No animal is a decoration, and it should be unacceptable that betta fish are treated as such so commonly.

You may know these as Siamese fighting fish, a popular aquatic pet known for bright colors and beautiful flowing fins. They are also quite small, which has contributed to the most common and awful misconception about them — that they can live in tiny amounts of water. While it’s true that betta fish can survive for a good while in even a puddle, that does not equate to living. Bettas need at least a five-gallon tank to live in, although the ideal minimum is 10 gallons.

And yet, every time I walk into that Petco, I see countless betta fish lined up in tiny plastic cups, which is the amount of space they’ve likely spent their whole lives in. Many of them barely react when I go up to say hello. This isn’t simply a matter of big chains and their greed. I went into a shop once that specialized in aquatic pets, and most of their bettas were living in tiny, dirty bowls.

There’s something many people don’t know about fish — they’re intelligent. Betta fish can recognize different people and learn to perform tricks. They think and feel just like other animals. And yet, fish seem to be the most socially acceptable animal to mistreat, both in the pet industry and in how we farm them for food. There are no animal rights groups I can think of that will spare the same emotional outrage over the mistreatment of fish that they would with other animals.

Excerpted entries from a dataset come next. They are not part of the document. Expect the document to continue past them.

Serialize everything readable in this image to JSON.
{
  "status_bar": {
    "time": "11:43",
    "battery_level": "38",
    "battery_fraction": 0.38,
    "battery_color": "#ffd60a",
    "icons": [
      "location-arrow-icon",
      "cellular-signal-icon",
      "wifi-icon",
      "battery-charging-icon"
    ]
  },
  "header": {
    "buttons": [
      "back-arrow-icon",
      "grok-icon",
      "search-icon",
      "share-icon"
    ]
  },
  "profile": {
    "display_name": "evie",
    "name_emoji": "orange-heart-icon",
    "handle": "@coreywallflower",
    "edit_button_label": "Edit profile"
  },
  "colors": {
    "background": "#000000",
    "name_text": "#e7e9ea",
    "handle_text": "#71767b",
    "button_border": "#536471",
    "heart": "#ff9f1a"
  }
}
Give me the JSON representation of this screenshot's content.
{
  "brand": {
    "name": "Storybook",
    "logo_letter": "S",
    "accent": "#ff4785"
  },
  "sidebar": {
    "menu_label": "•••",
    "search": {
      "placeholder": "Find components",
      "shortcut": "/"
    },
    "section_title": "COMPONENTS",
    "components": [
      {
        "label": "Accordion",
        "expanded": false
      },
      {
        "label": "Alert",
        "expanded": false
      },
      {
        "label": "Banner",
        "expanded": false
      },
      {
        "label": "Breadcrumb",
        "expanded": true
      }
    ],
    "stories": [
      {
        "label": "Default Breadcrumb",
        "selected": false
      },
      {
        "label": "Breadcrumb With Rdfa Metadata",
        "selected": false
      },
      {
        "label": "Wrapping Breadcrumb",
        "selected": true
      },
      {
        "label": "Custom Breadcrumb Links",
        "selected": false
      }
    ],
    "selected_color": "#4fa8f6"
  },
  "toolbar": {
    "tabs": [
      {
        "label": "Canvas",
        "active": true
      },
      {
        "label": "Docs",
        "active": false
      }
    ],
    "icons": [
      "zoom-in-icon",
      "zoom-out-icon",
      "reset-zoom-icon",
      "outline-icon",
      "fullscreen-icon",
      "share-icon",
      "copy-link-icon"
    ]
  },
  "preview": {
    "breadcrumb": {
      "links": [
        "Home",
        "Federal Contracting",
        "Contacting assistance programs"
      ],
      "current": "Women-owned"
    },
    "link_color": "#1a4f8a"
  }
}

Now, keeping fish isn’t easy, even a small one like a betta. The water they live in is their whole world, so you need to carefully prepare and maintain it, as well as everything else about their habitat. But in my experience, it is absolutely worth it. My betta fish, Lacey, went from living in a tiny Petco cup to a 10 gallon tank full of plants and hiding spots, and you can see the difference.

While many may just see her and other fish as lesser in emotions and intelligence than other animals, I see a companion that swims up to the side of the tank to greet me when I get home from class, who watches me while I work, who stubbornly refuses to get into her travel tank whenever we have to move her between college and home. She’s just as much of a pet as any other, and I love her to bits.

No animal is a decoration, and it should be unacceptable that betta fish are treated as such so commonly. Fish need as much love and care as any other pet, and what you get from them in return is just as rewarding in my opinion. 

If you’ve read through this, I implore you to educate yourself on what bettas and other fish have to go through and be one of the voices that demand it to stop. Hopefully, in the future, people will fight for their rights as much as any other animal. But for what we can do now, let’s call out pet stores for how they house their betta fish and call it what it is: animal abuse.